Anthony Weiner’s Transparency in All the Wrong Places


Since resigning from Congress two years ago as a result of some seriously icky tweets, Anthony Weiner has cashed in on his congressional contacts to become another “stealth lobbyist,” earning enough from his corporate clients to move on up to a deluxe Park Avenue Apartment from more humble digs in Queens, all without registering and reporting who he is working for and what he is working on.

Shock and outrage (and some really amusing if not-ready-for-prime-time bits on the Daily Show) accompanied the former representative’s slimy use of social media. But there’s no shock or outrage accompanying his even slimier use of his former position for profit. Indeed, the New York Times seems to think Weiner’s secret lobbying on behalf of corporate clients somehow serves “as a compelling campaign credential” as he considers a run for mayor.

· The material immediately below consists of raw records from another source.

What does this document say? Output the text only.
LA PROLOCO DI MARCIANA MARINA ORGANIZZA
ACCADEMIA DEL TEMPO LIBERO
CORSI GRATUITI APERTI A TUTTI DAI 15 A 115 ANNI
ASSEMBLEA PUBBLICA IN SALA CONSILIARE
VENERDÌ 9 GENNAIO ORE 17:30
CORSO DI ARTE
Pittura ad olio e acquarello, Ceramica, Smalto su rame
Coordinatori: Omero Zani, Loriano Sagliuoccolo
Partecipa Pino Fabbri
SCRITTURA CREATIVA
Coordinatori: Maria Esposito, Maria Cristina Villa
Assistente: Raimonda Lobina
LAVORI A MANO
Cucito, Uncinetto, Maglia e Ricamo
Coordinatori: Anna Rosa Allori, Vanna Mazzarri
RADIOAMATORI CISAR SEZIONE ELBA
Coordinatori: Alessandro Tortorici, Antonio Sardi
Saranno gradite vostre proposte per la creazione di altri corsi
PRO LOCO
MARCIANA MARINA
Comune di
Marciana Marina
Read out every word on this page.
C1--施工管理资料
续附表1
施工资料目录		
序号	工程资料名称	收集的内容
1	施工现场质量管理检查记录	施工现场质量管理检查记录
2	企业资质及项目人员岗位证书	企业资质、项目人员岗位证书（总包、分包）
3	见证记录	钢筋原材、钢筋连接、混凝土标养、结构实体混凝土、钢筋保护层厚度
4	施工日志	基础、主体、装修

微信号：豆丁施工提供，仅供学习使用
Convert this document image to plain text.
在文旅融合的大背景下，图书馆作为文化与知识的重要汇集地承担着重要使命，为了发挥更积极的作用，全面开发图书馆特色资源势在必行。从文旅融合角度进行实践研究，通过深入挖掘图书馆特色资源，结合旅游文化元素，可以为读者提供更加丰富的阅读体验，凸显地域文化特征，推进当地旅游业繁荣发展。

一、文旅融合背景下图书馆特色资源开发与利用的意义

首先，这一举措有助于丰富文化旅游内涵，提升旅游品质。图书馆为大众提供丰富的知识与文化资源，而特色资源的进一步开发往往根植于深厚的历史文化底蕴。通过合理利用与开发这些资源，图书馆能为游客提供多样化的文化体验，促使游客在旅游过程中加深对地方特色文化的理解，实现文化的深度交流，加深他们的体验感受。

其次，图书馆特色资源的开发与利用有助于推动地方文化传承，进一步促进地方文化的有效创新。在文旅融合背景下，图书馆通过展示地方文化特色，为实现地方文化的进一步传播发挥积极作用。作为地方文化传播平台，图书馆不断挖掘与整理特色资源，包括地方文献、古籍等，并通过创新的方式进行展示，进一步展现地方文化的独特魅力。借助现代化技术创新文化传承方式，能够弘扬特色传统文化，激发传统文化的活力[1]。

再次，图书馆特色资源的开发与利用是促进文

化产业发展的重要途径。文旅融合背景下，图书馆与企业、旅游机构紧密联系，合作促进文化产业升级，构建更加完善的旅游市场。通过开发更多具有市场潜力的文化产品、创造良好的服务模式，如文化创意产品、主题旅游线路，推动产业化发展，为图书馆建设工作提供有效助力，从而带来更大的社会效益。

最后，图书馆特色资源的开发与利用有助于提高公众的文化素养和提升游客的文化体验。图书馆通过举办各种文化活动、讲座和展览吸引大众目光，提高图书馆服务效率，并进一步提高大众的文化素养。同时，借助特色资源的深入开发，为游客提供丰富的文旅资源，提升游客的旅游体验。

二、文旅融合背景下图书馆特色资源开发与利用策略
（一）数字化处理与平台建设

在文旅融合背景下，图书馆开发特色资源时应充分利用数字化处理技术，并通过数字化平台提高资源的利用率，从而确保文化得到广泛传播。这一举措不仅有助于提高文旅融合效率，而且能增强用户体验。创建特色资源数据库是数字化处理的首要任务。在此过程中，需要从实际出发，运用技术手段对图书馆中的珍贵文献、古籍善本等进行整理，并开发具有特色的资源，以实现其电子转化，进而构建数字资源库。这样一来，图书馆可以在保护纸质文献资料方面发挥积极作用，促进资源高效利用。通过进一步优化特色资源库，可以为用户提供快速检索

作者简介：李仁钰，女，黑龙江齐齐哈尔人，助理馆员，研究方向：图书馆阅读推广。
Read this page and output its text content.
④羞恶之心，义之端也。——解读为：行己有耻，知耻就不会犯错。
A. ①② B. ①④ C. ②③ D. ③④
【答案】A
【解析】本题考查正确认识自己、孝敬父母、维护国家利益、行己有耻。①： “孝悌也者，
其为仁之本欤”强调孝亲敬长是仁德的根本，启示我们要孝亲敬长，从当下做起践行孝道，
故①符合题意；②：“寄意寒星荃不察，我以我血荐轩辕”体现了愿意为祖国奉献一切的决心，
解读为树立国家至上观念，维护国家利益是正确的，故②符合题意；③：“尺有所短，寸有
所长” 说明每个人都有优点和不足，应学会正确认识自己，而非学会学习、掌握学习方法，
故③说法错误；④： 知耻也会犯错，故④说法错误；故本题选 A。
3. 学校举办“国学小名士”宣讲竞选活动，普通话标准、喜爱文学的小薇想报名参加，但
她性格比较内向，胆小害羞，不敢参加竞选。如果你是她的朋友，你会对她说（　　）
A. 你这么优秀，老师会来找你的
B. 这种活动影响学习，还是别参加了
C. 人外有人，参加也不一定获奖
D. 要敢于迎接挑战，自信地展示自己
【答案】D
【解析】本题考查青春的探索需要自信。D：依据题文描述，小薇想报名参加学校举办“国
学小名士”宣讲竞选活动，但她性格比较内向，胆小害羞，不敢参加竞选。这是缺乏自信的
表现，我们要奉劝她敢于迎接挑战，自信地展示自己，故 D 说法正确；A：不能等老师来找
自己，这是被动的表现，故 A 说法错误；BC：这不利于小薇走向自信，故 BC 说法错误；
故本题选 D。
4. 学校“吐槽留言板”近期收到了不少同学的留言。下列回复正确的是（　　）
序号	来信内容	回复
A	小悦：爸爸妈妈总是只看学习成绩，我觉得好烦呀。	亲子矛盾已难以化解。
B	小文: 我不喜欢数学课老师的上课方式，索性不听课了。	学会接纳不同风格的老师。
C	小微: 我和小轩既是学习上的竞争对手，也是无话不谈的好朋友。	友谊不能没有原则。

Rather than touting it as a career booster, Weiner’s stealth lobbying should be seen as still more evidence for the need to strengthen current lobbying disclosure laws. The only people in Washington who seem to support secret lobbying are the members of Congress who want to keep that lucrative career path open to themselves when they leave government service. For the rest, closing the 20 percent loophole that allows people like Tom Daschle, Newt Gingrich and now, Anthony Weiner to lobby without registering and reporting makes perfect sense from a transparency and accountability perspective. It is good policy for a junior lobbyist for a nonprofit organization, a mid-level associate for law firm and a named partner in a major lobbying outfit to register and report their lobbying activities. So why aren’t former members of Congress—some of the most powerful influence peddlers inside the Beltway—subject to the same disclosure requirements?

Only a few weeks after Weiner left Congress, he opened up his stealth lobbying shop. But the public became aware of his clients only after they signed waivers, at a time when the former Congressman decided to flaunt his assets (a recurring theme in his life?) declaring himself “a good capitalist.”

His prior “disclosures” on Twitter notwithstanding, Weiner’s most valuable asset may be his easy access to his former congressional colleagues. And although in some respects we have waaay too much information about the former congressman, we don’t know nearly enough about his work as a stealth lobbyist.